Le vittorie di Napoleone sulle terre di Germania allargavansi anche in sul cominciare di maggio, e facevano gemere vieppiù la Casa d’Austria, talchè la di lei armata, anzichè volgere il pensiero alla difesa del Tirolo, pensar doveva a difendere il trono e le viscere più interne della sua monarchia. All’incontro Napoleone, quantunque occupato nella grandiosa impresa d’impadronirsi un’altra volta dell’austriaca metropoli, non perdeva di vista il punto centrale della tirolese provincia; e però, in mezzo alla folla delle sue operazioni di guerra e di stato, dettava dalle sponde del Danubio il comando, ch’ella si mettesse meglio alle strette dalle truppe di lui e de’ suoi alleati; che si avesse a ripigliare, e che tolta le fosse la comunicazione che colle armate cesaree ancora conservava. I tirolesi vedeano queste gravi e minaccianti misure, la piena dei mali che lor venivano addosso, i fieri colpi della fortuna da cui l’Austria era flagellata; ma le notizie che circolavano, o si facevano correre con segreti raggiri, e dell’insurrezione ungherese e croata, e degli eretti battaglioni di difesa del paese, e de’ fortissimi armamenti nelle provincie ancor possedute dall’Austria, e dell’unione de’ varii suoi corpi d’armata, riempivano le menti, adescavano maggiormente la speranza di vedere ben presto un felice rovescio di cose, ed erano di fortissimo sprone agli allarmanti apparecchi della patria difesa.
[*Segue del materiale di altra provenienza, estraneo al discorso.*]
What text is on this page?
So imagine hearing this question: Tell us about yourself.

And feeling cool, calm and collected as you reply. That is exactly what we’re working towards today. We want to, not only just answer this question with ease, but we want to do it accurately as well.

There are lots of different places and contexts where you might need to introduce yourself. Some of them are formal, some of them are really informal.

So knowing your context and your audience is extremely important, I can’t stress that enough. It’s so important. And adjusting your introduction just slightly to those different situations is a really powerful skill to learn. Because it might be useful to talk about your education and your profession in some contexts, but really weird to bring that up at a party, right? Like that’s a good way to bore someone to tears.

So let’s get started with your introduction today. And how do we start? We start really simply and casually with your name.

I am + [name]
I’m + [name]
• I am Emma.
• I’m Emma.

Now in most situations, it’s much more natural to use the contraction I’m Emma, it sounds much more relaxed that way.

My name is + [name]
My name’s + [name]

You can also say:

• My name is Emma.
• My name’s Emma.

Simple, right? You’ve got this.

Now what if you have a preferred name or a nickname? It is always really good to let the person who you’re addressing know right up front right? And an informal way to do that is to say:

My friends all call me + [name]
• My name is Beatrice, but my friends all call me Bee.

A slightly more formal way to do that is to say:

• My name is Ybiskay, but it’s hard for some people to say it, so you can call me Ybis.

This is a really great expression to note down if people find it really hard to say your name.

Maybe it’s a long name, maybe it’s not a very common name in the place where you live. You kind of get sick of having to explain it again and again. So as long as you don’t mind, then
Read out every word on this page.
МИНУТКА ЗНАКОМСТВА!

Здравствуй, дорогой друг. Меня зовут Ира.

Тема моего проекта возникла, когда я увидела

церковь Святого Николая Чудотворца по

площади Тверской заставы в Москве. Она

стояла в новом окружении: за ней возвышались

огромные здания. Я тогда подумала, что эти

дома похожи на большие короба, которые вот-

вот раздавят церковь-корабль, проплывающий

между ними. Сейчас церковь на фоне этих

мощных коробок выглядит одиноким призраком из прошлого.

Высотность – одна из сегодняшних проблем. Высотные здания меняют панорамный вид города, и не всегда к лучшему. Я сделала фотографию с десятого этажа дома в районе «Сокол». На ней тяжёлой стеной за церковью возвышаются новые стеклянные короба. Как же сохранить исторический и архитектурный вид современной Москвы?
Il tirolese suolo risuonava pertanto novellamente d’armi e d’armati. Difatto, non appena avea incominciato Chasteler la sua ritirata dagli italici confini, che le napoleoniane truppe vi penetravano dalla parte del territorio veronese. Il tenente colonnello Leiningen, rimasto al comando del retroguardo imperiale, veniva assalito il giorno 2 maggio presso la città di Ala. Egli si opponeva coraggiosamente per qualche ora, ma il luogo e le poche sue forze di soli 600 uomini non consentivano di durar d’avvantaggio nella difesa, tanto meno che altrimenti suonava l’ordine del supremo suo comandante. Il dì seguente parea volesse rinnovellare il contrasto a Rovereto, avendo postata la sua gente in vicinanza alla chiesa di S. Maria del sobborgo di S. Tommaso; ma fosse la notizia delle superiori forze napoleoniane, fosse la situazione troppo esposta ad essere da più parti superata ed assalita da tergo, egli cambiava tutt’ad un tratto disposizione, e intorno alle ore 9 di mattina partiva difilatamente alla volta di Trento. Due ore dopo entrava in Rovereto la colonna del generale Rusca di circa 4000 uomini, con artiglieria, la cui vanguardia era comandata dal generale Bertoletti. Ad eccezione di alcune squadre appuntate verso a Volano, alle Porte e al monte della Croce a cavaliere delle strade di Vallunga e di Noriglio, il resto della soldatesca, fra cui si contavan trecento cavalli, s’accampava militarmente nella strada del Corso nuovo e dei Paganini.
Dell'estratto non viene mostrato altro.